Twin Disc Inc (TWIN) Q3 2026 Earnings Call Transcript

Twin Disc Inc (TWIN) Q3 2026 Earnings Call Transcript

Motley Fool – Earnings Transcripts
Motley Fool – Earnings TranscriptsMay 6, 2026

Companies Mentioned

Why It Matters

The results highlight Twin Disc’s resilience amid tariff pressures and underscore defense as a key growth engine, while the tax benefit masks underlying profitability challenges that must be addressed through operational improvements.

Key Takeaways

  • Revenue flat, organic decline 7.9% due to tariff timing
  • Net income jumps to $1.55 per share, tax benefit
  • Backlog reaches $175.3M, up 41% YoY, defense pipeline >$50M
  • EBITDA down 25% YoY, hit by M&A and tariffs
  • Tariff plan: relocate RF assembly to free‑trade zone

Pulse Analysis

Twin Disc’s Q3 earnings illustrate a nuanced performance picture.

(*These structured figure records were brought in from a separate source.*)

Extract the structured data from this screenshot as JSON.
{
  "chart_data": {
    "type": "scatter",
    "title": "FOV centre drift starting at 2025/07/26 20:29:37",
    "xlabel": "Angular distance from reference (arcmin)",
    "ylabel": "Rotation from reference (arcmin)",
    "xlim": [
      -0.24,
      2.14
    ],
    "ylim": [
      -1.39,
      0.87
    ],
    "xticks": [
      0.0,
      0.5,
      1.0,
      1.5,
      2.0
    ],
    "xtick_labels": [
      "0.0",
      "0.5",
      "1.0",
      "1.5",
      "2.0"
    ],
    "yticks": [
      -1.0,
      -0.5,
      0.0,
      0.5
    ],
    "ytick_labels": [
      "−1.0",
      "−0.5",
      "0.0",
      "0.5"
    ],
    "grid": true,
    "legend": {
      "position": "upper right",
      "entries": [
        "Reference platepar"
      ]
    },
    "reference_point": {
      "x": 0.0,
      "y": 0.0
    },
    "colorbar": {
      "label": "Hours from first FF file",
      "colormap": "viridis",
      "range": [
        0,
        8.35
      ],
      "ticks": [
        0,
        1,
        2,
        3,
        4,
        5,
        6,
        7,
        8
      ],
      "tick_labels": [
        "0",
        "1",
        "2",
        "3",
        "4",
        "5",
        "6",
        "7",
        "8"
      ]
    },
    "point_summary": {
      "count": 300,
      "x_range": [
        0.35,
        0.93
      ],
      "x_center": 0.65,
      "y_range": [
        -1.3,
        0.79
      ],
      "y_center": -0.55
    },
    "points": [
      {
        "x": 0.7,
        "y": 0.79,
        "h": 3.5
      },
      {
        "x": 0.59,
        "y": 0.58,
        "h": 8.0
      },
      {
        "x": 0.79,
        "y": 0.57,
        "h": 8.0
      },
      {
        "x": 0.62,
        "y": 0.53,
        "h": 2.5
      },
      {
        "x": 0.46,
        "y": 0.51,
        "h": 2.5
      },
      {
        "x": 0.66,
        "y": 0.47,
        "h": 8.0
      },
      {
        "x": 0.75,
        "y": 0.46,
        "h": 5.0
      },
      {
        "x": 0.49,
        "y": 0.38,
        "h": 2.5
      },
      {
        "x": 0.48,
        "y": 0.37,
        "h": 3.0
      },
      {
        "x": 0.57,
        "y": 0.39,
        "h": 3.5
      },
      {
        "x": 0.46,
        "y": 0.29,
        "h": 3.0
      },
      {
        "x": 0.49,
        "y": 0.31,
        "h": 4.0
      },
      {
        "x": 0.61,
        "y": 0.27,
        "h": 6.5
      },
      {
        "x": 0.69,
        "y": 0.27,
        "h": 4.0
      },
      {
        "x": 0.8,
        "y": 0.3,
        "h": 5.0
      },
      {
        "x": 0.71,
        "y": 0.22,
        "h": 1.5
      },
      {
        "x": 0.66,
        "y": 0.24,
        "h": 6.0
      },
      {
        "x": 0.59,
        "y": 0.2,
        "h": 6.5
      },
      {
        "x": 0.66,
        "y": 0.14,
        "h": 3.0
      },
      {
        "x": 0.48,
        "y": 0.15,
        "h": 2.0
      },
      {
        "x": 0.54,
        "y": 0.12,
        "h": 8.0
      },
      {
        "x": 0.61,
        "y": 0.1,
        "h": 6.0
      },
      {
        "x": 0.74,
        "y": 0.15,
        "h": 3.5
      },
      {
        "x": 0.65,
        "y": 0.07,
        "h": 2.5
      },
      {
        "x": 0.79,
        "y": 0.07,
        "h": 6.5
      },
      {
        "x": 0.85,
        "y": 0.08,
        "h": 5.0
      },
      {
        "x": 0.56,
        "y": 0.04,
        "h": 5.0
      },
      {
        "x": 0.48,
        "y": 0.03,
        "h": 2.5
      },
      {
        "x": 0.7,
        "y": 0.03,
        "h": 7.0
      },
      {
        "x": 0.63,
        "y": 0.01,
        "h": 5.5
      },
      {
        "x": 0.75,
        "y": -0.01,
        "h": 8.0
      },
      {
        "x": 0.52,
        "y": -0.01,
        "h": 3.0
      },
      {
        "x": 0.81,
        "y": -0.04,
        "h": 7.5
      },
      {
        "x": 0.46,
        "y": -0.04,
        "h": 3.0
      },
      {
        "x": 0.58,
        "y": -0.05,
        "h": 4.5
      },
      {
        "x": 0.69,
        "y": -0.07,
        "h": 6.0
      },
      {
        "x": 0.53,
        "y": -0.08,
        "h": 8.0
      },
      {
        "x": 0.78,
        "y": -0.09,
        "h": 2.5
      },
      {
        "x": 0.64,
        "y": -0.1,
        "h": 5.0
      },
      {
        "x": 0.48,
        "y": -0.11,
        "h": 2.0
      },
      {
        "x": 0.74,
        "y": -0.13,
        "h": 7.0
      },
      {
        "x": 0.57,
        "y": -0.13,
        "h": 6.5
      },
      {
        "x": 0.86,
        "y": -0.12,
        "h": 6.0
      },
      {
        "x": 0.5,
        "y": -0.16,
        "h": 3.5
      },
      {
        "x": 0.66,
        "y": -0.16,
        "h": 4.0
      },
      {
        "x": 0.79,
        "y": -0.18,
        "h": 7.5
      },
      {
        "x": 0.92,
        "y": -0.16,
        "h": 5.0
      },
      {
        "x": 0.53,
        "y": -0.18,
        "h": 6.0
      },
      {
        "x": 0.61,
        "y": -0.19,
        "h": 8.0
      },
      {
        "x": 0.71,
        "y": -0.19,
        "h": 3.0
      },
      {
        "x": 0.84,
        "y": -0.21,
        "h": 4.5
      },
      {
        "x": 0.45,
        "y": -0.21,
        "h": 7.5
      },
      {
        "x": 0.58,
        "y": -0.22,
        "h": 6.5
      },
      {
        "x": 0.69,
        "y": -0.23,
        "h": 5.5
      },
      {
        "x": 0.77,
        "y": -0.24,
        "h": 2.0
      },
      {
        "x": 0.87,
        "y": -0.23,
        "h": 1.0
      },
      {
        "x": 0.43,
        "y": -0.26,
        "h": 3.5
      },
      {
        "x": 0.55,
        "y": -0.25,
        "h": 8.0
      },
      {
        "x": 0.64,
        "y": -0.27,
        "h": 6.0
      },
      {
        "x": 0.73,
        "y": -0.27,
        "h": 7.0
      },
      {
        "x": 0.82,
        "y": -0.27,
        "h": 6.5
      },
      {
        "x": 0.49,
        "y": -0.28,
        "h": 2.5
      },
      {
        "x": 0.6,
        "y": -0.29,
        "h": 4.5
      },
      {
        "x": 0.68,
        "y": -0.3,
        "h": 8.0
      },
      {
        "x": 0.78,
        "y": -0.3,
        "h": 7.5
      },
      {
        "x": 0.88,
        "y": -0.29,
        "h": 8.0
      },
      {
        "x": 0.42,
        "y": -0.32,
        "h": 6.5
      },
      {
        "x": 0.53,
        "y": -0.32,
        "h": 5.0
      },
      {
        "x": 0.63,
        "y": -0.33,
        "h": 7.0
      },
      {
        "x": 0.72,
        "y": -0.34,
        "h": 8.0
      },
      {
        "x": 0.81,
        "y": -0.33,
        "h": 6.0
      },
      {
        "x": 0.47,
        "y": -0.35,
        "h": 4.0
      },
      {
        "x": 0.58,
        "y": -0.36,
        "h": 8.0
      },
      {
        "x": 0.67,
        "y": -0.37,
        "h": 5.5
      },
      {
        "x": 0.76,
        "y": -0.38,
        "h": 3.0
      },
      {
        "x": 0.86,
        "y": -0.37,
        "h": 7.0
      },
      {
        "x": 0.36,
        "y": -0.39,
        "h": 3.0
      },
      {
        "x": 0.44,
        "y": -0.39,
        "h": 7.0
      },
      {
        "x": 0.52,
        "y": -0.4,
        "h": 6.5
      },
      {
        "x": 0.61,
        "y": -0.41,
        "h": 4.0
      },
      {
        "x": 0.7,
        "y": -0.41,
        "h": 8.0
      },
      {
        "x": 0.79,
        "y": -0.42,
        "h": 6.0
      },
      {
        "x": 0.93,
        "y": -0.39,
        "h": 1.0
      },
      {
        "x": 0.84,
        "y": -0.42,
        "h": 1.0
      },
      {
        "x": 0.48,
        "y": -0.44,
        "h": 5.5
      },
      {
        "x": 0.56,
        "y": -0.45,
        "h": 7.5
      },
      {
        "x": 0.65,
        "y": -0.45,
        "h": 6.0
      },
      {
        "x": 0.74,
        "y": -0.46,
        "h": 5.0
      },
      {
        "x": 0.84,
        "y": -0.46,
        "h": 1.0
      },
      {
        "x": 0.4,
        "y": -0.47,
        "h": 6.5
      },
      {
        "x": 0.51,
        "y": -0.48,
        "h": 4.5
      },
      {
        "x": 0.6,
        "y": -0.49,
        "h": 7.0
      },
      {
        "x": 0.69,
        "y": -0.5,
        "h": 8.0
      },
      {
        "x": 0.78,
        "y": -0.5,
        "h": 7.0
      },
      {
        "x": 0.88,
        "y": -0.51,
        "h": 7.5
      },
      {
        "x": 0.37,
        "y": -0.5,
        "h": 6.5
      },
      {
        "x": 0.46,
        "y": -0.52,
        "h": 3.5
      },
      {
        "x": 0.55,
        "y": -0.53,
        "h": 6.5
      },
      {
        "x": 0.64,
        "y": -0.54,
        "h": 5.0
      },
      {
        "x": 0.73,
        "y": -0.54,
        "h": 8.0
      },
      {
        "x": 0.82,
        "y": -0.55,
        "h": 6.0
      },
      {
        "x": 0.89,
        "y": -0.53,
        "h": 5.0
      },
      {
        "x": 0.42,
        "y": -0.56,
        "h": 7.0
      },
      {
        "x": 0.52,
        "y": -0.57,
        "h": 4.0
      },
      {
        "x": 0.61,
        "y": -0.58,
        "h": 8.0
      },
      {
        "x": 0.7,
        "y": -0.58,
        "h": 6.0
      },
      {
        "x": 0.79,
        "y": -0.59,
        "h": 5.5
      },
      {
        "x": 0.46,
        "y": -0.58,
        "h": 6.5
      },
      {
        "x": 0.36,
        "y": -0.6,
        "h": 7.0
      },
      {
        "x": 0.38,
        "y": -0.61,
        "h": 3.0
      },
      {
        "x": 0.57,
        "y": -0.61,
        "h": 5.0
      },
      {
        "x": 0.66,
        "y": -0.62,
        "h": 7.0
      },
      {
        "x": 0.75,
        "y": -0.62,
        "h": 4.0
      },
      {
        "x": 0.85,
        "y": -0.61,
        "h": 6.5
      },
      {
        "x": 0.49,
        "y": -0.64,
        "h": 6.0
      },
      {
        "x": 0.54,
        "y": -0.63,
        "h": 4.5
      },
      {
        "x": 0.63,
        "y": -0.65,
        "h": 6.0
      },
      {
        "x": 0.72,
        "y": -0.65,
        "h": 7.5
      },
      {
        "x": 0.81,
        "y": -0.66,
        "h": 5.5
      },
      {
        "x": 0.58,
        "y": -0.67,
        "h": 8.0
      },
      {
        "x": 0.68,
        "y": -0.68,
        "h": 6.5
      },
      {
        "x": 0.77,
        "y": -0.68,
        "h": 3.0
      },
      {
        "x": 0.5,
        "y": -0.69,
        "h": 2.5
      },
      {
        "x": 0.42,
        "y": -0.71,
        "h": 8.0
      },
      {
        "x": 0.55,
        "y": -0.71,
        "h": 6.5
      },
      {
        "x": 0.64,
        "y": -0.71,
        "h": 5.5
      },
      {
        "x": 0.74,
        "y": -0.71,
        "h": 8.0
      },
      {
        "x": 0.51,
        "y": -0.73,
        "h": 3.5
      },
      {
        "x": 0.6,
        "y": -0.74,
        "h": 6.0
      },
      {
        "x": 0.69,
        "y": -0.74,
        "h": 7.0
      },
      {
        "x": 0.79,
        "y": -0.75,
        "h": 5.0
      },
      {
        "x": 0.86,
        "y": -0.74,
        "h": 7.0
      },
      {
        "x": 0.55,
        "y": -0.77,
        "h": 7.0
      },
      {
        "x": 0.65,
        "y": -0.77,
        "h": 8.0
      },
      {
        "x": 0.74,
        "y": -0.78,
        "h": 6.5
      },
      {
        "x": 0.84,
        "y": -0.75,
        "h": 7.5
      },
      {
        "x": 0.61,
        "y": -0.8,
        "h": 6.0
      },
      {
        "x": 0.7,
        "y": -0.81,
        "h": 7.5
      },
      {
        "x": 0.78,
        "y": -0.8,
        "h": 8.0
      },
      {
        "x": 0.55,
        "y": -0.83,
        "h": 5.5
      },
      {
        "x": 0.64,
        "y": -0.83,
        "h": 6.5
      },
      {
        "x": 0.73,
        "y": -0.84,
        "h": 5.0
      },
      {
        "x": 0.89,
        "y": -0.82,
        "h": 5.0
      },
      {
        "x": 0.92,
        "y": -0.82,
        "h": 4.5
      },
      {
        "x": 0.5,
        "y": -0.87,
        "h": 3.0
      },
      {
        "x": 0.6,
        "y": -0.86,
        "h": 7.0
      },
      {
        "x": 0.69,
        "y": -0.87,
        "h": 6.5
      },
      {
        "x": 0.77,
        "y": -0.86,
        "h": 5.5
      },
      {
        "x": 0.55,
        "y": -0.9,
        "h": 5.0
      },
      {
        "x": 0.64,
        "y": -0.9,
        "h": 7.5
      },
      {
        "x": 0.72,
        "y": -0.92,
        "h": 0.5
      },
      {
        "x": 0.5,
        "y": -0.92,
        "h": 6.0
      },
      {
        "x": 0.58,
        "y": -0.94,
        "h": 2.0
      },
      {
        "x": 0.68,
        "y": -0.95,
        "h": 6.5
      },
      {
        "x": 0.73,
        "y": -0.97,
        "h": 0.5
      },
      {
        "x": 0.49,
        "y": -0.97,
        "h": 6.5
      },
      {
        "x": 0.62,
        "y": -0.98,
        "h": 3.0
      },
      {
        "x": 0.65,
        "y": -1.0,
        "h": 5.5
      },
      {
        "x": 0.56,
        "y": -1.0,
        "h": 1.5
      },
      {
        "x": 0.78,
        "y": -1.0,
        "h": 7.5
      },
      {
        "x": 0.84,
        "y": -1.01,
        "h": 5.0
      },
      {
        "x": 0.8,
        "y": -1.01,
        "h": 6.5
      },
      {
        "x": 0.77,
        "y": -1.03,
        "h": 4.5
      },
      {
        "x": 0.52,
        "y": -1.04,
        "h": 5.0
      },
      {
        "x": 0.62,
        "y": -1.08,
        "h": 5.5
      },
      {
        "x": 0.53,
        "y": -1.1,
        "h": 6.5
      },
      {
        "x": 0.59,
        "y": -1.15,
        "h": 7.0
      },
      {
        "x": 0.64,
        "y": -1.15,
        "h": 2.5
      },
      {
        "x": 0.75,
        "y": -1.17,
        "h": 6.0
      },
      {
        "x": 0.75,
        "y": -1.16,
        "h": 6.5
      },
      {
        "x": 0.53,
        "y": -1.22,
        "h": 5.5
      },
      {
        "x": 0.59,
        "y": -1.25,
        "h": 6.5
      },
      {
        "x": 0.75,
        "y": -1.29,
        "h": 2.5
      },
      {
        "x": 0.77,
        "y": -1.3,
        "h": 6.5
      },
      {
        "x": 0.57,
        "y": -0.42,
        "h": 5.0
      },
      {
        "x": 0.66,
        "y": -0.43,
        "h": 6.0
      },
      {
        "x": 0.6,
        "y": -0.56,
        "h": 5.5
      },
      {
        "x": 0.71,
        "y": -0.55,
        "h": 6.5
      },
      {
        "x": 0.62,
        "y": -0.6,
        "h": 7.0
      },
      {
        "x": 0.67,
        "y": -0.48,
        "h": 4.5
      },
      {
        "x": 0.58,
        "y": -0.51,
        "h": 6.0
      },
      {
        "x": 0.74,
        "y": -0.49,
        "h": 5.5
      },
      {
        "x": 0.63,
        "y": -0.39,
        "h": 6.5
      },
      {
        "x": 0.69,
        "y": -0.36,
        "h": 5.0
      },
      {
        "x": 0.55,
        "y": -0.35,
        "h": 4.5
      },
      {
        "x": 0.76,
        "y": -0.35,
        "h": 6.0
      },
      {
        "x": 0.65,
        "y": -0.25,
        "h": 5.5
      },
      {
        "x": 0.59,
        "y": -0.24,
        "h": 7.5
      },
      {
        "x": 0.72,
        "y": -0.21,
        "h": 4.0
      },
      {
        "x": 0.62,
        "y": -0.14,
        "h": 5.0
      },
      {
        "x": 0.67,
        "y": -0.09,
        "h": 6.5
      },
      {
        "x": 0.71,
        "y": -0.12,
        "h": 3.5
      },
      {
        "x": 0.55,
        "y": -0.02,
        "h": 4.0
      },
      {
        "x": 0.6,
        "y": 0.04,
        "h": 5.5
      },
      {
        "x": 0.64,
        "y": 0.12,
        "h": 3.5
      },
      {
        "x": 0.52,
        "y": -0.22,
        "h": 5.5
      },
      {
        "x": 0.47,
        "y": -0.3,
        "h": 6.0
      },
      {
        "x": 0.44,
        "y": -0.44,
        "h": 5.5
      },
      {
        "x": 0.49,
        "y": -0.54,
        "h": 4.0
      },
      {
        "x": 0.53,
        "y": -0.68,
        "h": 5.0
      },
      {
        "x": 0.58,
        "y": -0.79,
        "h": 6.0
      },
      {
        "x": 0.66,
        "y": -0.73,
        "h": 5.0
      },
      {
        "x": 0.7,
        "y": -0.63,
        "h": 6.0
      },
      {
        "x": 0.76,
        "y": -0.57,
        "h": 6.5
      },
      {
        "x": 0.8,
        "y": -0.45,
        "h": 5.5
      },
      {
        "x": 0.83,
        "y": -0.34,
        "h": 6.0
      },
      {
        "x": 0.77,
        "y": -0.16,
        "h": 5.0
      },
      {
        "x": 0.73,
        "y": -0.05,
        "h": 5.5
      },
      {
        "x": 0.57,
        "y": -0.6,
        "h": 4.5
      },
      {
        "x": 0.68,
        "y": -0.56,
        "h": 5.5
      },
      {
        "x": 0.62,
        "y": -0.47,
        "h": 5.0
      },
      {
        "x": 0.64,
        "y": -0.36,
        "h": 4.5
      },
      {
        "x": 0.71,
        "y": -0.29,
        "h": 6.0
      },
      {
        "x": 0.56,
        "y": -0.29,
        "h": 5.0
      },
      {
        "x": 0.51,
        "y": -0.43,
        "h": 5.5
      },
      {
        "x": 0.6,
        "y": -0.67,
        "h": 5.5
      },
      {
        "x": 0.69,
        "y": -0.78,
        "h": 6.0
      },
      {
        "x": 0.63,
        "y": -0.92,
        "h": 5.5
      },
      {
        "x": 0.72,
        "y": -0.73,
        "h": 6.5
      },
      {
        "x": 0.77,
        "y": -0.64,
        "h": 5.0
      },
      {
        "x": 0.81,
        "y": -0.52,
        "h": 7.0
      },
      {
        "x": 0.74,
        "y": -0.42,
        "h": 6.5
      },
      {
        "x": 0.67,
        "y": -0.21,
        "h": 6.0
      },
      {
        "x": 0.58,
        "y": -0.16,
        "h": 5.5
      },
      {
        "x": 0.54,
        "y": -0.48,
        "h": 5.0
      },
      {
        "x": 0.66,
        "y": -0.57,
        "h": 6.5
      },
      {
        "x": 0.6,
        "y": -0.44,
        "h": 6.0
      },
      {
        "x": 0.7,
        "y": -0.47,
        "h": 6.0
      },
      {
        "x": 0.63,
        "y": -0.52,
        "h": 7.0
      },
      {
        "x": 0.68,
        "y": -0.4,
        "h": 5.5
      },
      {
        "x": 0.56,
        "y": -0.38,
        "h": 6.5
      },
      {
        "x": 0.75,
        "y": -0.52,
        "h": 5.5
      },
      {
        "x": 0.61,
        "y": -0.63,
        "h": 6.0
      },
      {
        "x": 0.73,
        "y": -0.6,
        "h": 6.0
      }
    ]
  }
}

Top‑line revenue held steady at $90.2 million, buoyed by marine and industrial sales and the recent CoVelt acquisition, yet organic growth fell nearly 8% as customers timed orders around import duties. This tariff‑driven shipment delay, affecting roughly 3% of cost of sales, underscores the broader industry challenge of navigating fluctuating trade policies while maintaining inventory discipline.

Profitability metrics tell a mixed story. Gross margin improved modestly to 24.8% thanks to the absence of prior‑year inventory charges, but EBITDA contracted 25% year‑over‑year as higher M&A expenses and adverse product mix weighed on earnings. The headline net‑income surge to $22.4 million reflects a one‑time tax reversal rather than sustainable operating leverage, signaling that core earnings remain vulnerable. Meanwhile, the defense segment is emerging as a strategic growth pillar, with backlog exposure climbing 18% sequentially and the defense pipeline now topping $50 million, positioning Twin Disc to capture rising defense spending in the U.S. and NATO.

Management is proactively addressing tariff exposure through a relocation of RF assembly to its Lufkin free‑trade‑zone facility, projected to shave roughly ten percentage points off gross‑margin drag in fiscal 2027. Coupled with disciplined capital spending, a modest free‑cash‑flow rebound, and a record backlog that offers visibility into 2026 demand, these initiatives aim to translate inventory buildup into cash generation. Investors will watch for the timing and impact of the mitigation plan, as well as the company’s ability to sustain defense‑related momentum while normalizing margins in the second half of the year.